Abstract

Human dermal fibroblasts grown in tissue culture can be suspended and cultured in collagen lattices. These fibroblast-populated collagen lattices (FPCL) undergo a reduction in size by the process of lattice contraction. Fibroblasts from patients with epidermolysis bullosa dystrophica recessive, EBdr, produce excessive quantities of cAMP. These high concentrations of cAMP may be related to the inability of the EBdr fibroblast to elongate and spread out when incorporated into the collagen matrix. Fibroblasts with these morphologic characteristics are not effective in contracting collagen lattices. EBdr fibroblasts in FPCL have intracellular concentrations of cAMP 8 times greater than those of normal fibroblasts in FPCL. They also have a dendritic morphology. The addition of cholera toxin or dibutyryl cAMP to normal human fibroblasts will cause elevated levels of intracellular cAMP and will inhibit the elongation and spreading of cells and lattice contraction.

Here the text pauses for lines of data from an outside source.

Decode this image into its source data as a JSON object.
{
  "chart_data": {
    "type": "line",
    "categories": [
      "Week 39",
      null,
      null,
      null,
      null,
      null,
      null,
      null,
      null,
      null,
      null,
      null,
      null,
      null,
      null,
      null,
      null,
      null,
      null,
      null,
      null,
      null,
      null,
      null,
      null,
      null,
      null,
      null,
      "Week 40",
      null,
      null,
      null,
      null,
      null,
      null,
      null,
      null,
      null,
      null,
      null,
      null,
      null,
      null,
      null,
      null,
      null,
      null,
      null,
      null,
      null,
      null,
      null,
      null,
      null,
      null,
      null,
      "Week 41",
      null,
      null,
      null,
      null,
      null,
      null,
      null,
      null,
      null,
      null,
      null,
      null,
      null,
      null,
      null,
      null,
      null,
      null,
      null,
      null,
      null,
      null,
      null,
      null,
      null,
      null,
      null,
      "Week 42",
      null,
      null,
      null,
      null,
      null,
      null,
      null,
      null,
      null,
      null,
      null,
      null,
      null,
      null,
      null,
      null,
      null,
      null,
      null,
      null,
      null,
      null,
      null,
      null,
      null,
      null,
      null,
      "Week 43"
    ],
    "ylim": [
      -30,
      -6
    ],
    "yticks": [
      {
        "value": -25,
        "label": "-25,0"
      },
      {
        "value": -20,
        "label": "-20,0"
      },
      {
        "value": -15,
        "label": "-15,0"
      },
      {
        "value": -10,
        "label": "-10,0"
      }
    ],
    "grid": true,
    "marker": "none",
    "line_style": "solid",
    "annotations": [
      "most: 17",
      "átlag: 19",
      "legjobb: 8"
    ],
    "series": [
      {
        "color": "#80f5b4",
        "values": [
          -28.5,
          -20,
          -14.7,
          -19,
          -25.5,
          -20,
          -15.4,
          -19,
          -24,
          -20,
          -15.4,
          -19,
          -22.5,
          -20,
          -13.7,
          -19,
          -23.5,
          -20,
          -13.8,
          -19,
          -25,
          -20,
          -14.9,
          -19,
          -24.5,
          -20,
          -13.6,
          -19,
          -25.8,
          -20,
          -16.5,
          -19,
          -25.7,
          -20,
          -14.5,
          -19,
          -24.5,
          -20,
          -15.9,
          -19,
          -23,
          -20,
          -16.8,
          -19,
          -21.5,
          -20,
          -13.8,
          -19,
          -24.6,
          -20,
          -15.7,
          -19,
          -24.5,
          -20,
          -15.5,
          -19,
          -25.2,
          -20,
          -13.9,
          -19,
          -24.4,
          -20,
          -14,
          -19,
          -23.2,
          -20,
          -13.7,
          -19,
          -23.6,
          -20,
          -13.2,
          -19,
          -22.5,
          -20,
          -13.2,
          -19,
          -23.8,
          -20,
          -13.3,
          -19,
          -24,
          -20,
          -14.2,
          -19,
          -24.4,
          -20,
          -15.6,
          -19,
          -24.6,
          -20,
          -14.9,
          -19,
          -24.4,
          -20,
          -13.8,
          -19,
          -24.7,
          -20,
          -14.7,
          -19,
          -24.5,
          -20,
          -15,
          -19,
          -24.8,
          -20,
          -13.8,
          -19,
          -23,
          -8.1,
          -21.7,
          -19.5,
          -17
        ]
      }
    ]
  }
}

The cytoskeletal morphology of EBdr fibroblasts differs from that of normal human fibroblasts in FPCL. The use of rhodamine phalloidin, a specific fluorescent stain for F-actin filaments, reveals that EBdr fibroblasts show a pattern of actin distribution shared by normal fibroblasts cultured in the presence of dibutyryl cAMP or cholera toxin. It is proposed that the contractile forces responsible for lattice contraction are identical to those forces responsible for the spreading and elongation of cells. EBdr fibroblasts fail to spread and elongate within a collagen matrix and are therefore not effective in lattice contraction.